06/09/2026 | Press release | Distributed by Public on 06/09/2026 15:29
Item 5.07 Submission of Matters to a Vote of Security Holders.
The information disclosed in Item 8.01 of this Current Report on Form 8-K is incorporated herein by reference..
Item 8.01 Other Events.
On June 9, 2026, Nuvve Holding Corp. (the "Company") convened a special meeting of stockholders (the "Special Meeting") to vote upon the proposals set forth in the definitive proxy statement on Schedule 14A filed by the Company with the Securities and Exchange Commission on May 29, 2026 (the "Proxy Statement"). There were 2,926,864 shares of the Company's common stock, par value $0.0001, present or represented by proxy at the Special Meeting, which did not constitute a quorum under the Company's Amended and Restated Bylaws. Accordingly, the Company adjourned the Special Meeting to June 15, 2026 at 1 p.m. Eastern Time. The adjournment provides the Company with additional time to solicit the necessary proxies from its stockholders to achieve a quorum at the special meeting.
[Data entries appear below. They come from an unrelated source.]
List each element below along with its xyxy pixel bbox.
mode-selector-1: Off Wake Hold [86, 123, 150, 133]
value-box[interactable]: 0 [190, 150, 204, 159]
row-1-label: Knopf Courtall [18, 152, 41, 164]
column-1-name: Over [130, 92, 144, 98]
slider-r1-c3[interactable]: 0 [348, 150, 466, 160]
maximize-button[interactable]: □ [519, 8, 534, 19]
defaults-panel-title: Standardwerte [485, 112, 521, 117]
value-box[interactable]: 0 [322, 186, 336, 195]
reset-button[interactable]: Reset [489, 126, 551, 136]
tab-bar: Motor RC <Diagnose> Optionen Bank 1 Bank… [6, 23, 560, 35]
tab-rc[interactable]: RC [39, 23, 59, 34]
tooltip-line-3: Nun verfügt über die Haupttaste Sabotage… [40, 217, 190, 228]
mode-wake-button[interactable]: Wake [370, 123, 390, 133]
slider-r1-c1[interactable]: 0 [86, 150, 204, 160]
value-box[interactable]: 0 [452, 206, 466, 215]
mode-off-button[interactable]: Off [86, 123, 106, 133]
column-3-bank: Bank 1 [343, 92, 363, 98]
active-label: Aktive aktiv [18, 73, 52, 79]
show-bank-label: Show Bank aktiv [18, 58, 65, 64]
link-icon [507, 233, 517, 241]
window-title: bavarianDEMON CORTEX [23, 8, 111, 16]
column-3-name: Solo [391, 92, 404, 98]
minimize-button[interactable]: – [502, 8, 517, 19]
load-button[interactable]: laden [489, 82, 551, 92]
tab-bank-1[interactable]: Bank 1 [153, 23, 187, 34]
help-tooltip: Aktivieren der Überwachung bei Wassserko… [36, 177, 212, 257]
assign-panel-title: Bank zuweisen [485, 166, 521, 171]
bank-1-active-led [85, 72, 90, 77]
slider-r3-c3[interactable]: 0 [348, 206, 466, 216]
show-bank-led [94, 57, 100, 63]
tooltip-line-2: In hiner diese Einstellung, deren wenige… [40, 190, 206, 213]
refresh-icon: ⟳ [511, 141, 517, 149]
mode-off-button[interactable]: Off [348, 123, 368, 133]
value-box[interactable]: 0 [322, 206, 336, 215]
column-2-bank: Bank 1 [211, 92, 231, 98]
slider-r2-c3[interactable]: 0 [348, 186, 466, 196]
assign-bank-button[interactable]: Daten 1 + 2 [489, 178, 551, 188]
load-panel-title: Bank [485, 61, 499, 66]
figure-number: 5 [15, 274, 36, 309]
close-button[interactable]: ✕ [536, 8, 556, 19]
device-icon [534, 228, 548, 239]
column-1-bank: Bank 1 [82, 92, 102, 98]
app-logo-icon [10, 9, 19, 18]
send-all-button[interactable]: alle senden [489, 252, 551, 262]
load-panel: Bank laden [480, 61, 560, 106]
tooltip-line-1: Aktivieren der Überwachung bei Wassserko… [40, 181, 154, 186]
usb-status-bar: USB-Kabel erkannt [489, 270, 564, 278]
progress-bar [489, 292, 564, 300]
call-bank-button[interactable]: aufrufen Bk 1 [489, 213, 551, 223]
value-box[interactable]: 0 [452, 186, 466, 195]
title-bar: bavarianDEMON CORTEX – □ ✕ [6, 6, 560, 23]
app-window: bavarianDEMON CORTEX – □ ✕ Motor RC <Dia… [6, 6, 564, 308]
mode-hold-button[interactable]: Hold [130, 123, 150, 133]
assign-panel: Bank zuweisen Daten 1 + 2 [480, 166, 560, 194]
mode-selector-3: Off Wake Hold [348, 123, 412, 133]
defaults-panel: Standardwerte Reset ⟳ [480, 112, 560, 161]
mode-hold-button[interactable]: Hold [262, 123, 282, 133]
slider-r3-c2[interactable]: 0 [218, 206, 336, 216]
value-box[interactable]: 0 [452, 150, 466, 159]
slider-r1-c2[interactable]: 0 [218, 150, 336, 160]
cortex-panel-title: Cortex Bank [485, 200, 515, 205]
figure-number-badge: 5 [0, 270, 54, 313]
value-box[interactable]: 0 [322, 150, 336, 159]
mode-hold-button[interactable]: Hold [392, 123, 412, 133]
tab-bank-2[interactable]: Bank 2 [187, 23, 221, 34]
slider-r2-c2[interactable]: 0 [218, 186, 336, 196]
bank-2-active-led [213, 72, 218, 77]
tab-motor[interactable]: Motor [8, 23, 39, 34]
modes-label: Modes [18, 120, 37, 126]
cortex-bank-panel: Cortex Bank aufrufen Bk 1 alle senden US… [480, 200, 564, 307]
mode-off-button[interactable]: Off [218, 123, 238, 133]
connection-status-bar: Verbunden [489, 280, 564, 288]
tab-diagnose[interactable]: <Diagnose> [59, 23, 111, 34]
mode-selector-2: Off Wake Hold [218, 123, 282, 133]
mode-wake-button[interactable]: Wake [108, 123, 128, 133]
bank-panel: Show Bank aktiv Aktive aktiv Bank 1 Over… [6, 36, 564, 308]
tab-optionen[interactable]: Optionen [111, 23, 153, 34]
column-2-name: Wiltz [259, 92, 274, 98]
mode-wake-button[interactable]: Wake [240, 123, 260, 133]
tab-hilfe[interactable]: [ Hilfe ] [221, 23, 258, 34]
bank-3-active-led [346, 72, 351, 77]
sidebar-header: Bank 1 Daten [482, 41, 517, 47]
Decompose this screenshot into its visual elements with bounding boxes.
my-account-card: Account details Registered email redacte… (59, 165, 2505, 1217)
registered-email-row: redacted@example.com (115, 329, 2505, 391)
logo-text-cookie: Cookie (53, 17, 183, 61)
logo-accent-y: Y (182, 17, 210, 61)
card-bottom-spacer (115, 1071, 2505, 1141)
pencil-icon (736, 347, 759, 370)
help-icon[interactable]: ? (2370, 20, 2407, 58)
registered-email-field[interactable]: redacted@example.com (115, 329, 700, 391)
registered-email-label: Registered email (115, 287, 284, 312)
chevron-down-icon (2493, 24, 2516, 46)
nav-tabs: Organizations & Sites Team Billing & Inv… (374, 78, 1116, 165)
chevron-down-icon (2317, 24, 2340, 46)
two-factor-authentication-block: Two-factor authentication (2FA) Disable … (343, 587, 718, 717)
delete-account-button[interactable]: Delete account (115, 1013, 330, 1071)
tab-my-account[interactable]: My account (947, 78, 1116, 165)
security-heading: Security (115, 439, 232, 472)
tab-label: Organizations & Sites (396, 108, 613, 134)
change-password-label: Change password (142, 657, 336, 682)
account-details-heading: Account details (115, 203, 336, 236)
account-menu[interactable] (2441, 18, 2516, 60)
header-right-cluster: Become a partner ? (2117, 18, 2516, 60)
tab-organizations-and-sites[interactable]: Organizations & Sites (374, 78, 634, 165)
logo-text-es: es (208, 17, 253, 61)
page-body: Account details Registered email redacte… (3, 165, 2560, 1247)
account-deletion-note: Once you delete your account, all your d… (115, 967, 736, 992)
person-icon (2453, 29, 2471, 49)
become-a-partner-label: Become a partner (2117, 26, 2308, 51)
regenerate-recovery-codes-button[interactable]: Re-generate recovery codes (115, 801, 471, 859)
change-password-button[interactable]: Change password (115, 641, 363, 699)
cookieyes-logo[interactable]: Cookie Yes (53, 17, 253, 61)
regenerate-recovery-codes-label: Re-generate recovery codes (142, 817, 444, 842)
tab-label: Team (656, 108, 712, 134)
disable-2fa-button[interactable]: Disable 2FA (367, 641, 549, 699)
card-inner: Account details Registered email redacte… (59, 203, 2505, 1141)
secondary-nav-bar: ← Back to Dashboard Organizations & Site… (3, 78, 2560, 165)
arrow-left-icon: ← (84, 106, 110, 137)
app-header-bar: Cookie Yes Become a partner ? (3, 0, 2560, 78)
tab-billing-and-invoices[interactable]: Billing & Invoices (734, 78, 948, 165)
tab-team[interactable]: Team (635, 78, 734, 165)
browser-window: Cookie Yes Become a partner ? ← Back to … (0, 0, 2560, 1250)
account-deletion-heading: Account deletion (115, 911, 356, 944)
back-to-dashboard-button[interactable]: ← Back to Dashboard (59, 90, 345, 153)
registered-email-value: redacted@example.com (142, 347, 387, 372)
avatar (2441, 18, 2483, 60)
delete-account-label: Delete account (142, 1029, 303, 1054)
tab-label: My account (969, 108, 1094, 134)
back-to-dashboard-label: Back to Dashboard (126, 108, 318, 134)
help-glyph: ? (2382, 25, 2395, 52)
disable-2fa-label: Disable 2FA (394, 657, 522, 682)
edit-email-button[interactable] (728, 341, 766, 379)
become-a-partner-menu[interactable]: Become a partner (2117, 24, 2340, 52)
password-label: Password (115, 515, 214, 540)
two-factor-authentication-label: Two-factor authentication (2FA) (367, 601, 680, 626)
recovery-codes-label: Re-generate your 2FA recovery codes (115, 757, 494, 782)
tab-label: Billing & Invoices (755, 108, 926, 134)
The close of business on April 17, 2026 will remain the record date for determination of the stockholders entitled to vote at the Special Meeting. Stockholders who have already voted do not need to recast their votes unless they wish to change their votes. Proxies previously submitted will be voted at the reconvened Special Meeting unless properly revoked. Stockholders who have not already voted or wish to change their vote are encouraged to do so promptly using the instructions provided in their voting instruction form or proxy card.
The Company urges all stockholders to vote their shares immediately to ensure their votes count in time for the reconvened special meeting on June 15, 2026.